Se titulaba «El avispero» y en él repasaba con gran detalle las dolencias de la ciudad a través de los ojos de una mujer humana e incansable, su amada jefa, que estaba en plena batalla con sus propios demonios, y a pesar de ello «nunca nos ha fallado ni nos ha abrumado con su dolor privado». «Ahora es el momento de dar apoyo a la jefa Hammer, de mostrarle respeto y cariño y de demostrar que también nosotros podemos plantarnos y hacer la elección correcta.» Panesa continuaba con una alusión al artículo de Hammer en la sala de urgencias, cuando había llevado una manta y agua a un joven que estaba muriéndose de sida. «Eso, ciudadanos de Charlotte, no es mera convivencia en la comunidad; es cristianismo auténtico», escribía Panesa. «Que sean el alcalde Search, el consistorio municipal o Solomon Cahoon quienes arrojen la primera piedra.»

Así continuaron las cosas durante días, agitados y con una creciente hostilidad, que se extendía desde lo alto de la corona y se filtraba por la ventana del alcalde. Las líneas de teléfono zumbaban, llenas de irritación, mientras los padres de la ciudad conspiraban por teléfonos a prueba de pinchazos, urdiendo la manera de expulsar a Hammer de la ciudad.

—Tiene que ser el público quien decida —dijo el alcalde al administrador municipal—. Tienen que pedirlo los ciudadanos.

—No puede ser de otro modo —asintió Cahoon en una llamada posterior desde su espléndido escritorio, mientras contemplaba su reino entre conductos de aluminio.
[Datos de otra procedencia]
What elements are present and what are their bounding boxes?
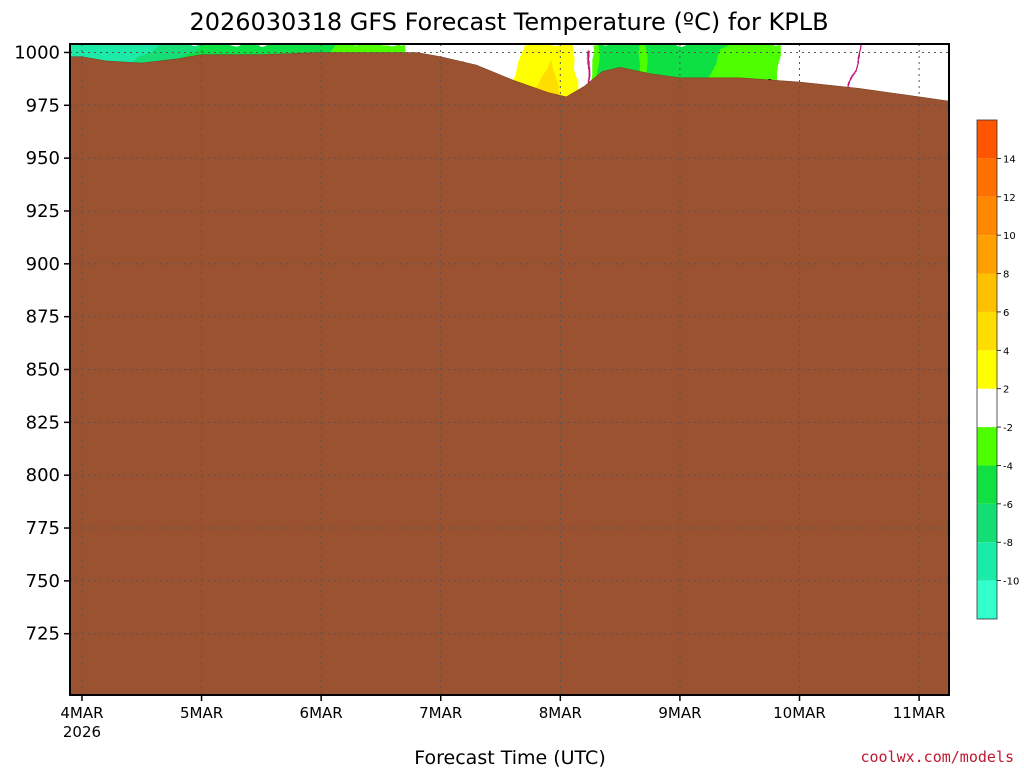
colorbar-label-5: 2	[1003, 385, 1009, 396]
x-tick-label-0: 4MAR	[60, 704, 103, 722]
colorbar-swatch-9	[977, 235, 997, 274]
colorbar-swatch-6	[977, 350, 997, 389]
y-tick-label-900: 900	[26, 254, 60, 275]
colorbar-swatch-4	[977, 427, 997, 466]
colorbar-label-3: -4	[1003, 461, 1013, 472]
y-tick-label-775: 775	[26, 518, 60, 539]
colorbar-label-10: 12	[1003, 193, 1016, 204]
colorbar-swatch-1	[977, 542, 997, 581]
y-tick-label-825: 825	[26, 412, 60, 433]
chart-title: 2026030318 GFS Forecast Temperature (ºC)…	[189, 8, 828, 36]
colorbar-label-7: 6	[1003, 308, 1009, 319]
x-tick-label-5: 9MAR	[658, 704, 701, 722]
y-tick-label-800: 800	[26, 465, 60, 486]
x-tick-label-1: 5MAR	[180, 704, 223, 722]
y-tick-label-1000: 1000	[14, 42, 60, 63]
grid-lines	[70, 44, 949, 695]
x-axis-title: Forecast Time (UTC)	[414, 747, 605, 768]
y-axis: 725 750 775 800 825 850 875 900 925 950 975 1000	[14, 42, 70, 645]
colorbar-frame	[976, 119, 998, 620]
y-tick-label-725: 725	[26, 624, 60, 645]
y-tick-label-975: 975	[26, 95, 60, 116]
x-tick-label-7: 11MAR	[893, 704, 946, 722]
x-tick-label-4: 8MAR	[539, 704, 582, 722]
x-tick-sublabel-0: 2026	[63, 723, 101, 741]
x-tick-label-6: 10MAR	[773, 704, 826, 722]
colorbar-swatch-7	[977, 311, 997, 351]
colorbar-label-4: -2	[1003, 423, 1013, 434]
colorbar-swatch-10	[977, 196, 997, 236]
terrain	[70, 52, 949, 695]
y-tick-label-950: 950	[26, 148, 60, 169]
colorbar-label-2: -6	[1003, 500, 1013, 511]
colorbar-swatch-8	[977, 273, 997, 312]
colorbar-swatch-12	[977, 120, 997, 159]
plot-area: -6-6-4-4-2-2-4-2000202610410-6-6-420-2-2…	[70, 44, 949, 695]
y-tick-label-875: 875	[26, 307, 60, 328]
colorbar-label-11: 14	[1003, 154, 1016, 165]
x-tick-label-2: 6MAR	[300, 704, 343, 722]
colorbar-swatch-5	[977, 388, 997, 428]
colorbar-label-6: 4	[1003, 346, 1009, 357]
colorbar-label-1: -8	[1003, 538, 1013, 549]
colorbar-swatch-0	[977, 580, 997, 619]
colorbar: -10 -8 -6 -4 -2 2 4 6 8 10 12 14	[976, 119, 1019, 620]
x-tick-label-3: 7MAR	[419, 704, 462, 722]
colorbar-swatch-2	[977, 503, 997, 543]
colorbar-label-0: -10	[1003, 577, 1019, 588]
y-tick-label-925: 925	[26, 201, 60, 222]
credit-text: coolwx.com/models	[860, 748, 1014, 766]
colorbar-swatch-11	[977, 158, 997, 197]
colorbar-label-8: 8	[1003, 270, 1009, 281]
y-tick-label-850: 850	[26, 360, 60, 381]
y-tick-label-750: 750	[26, 571, 60, 592]
colorbar-label-9: 10	[1003, 231, 1016, 242]
colorbar-swatch-3	[977, 465, 997, 504]
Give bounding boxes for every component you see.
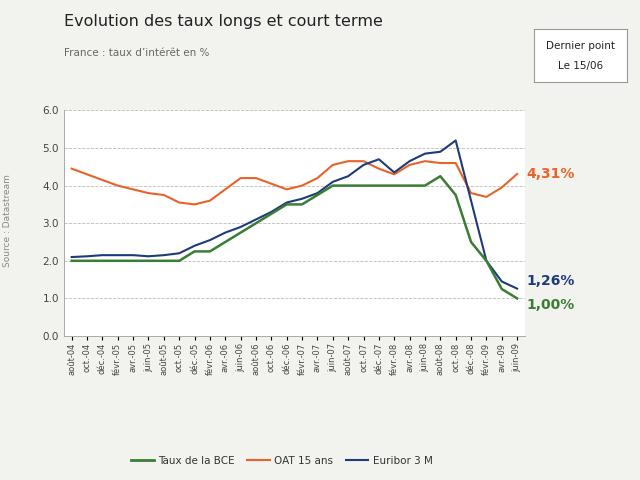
Text: Evolution des taux longs et court terme: Evolution des taux longs et court terme — [64, 14, 383, 29]
Text: Le 15/06: Le 15/06 — [558, 61, 604, 71]
Text: 1,26%: 1,26% — [527, 275, 575, 288]
Text: Dernier point: Dernier point — [547, 41, 615, 51]
Text: 4,31%: 4,31% — [527, 167, 575, 181]
Text: 1,00%: 1,00% — [527, 298, 575, 312]
Text: France : taux d’intérêt en %: France : taux d’intérêt en % — [64, 48, 209, 58]
Legend: Taux de la BCE, OAT 15 ans, Euribor 3 M: Taux de la BCE, OAT 15 ans, Euribor 3 M — [127, 452, 436, 470]
Text: Source : Datastream: Source : Datastream — [3, 174, 12, 267]
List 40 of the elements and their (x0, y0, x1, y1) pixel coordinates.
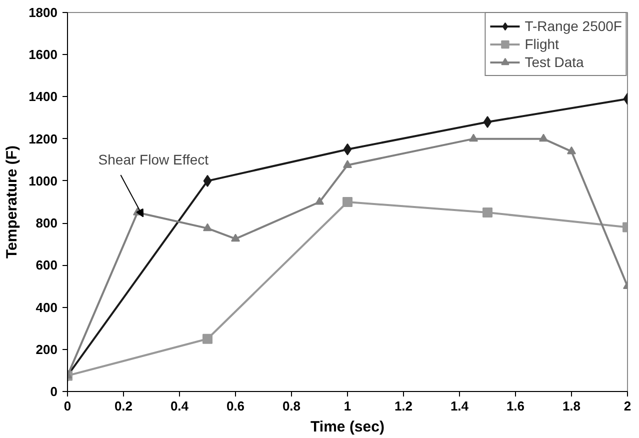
y-tick-label: 1000 (28, 173, 58, 188)
x-tick-label: 0 (64, 398, 72, 414)
y-tick-label: 0 (50, 384, 58, 399)
legend-label: T-Range 2500F (524, 17, 622, 35)
y-tick-label: 600 (36, 258, 58, 273)
point (315, 196, 324, 205)
point (203, 174, 212, 187)
point (343, 160, 352, 168)
point (203, 223, 212, 232)
x-tick-label: 1 (344, 398, 352, 414)
annotation: Shear Flow Effect (98, 151, 209, 168)
y-tick-label: 1600 (28, 47, 58, 62)
x-tick-label: 0.8 (282, 398, 301, 414)
point (469, 134, 478, 142)
x-tick-label: 2 (624, 398, 632, 414)
legend-label: Flight (524, 35, 559, 53)
y-axis-title: Temperature (F) (4, 145, 21, 259)
point (482, 208, 492, 218)
y-tick-label: 400 (36, 300, 58, 315)
point (342, 197, 352, 207)
point (343, 143, 352, 156)
x-axis-title: Time (sec) (310, 418, 384, 436)
x-tick-label: 1.4 (450, 398, 470, 414)
x-tick-label: 0.2 (114, 398, 133, 414)
x-tick-label: 0.4 (170, 398, 190, 414)
x-tick-label: 1.2 (394, 398, 413, 414)
y-tick-label: 200 (36, 342, 58, 357)
point (539, 134, 548, 142)
point (231, 234, 240, 242)
point (567, 146, 576, 154)
x-tick-label: 0.6 (226, 398, 245, 414)
x-tick-label: 1.8 (562, 398, 581, 414)
legend-label: Test Data (524, 53, 584, 71)
point (483, 116, 492, 128)
y-tick-label: 1400 (28, 89, 58, 104)
x-tick-label: 1.6 (506, 398, 525, 414)
y-tick-label: 1200 (28, 131, 58, 146)
y-tick-label: 1800 (28, 5, 58, 20)
point (202, 334, 212, 344)
y-tick-label: 800 (36, 216, 58, 231)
Lo último que deseaba Cahoon era que un sector del público, molesto, cambiara de banco. Si ese sector era suficientemente numeroso y se pasaba al First Unions, al CCB, al BB&T, al First Citizens Bank o al Wachovia, podía afectar a Cahoon y perjudicarle. El asunto podía convertirse en una epidemia que infectara a los grandes inversores con buena salud, como si fuera un virus de ordenador, el ébola, la salmonella o una fiebre hemorrágica.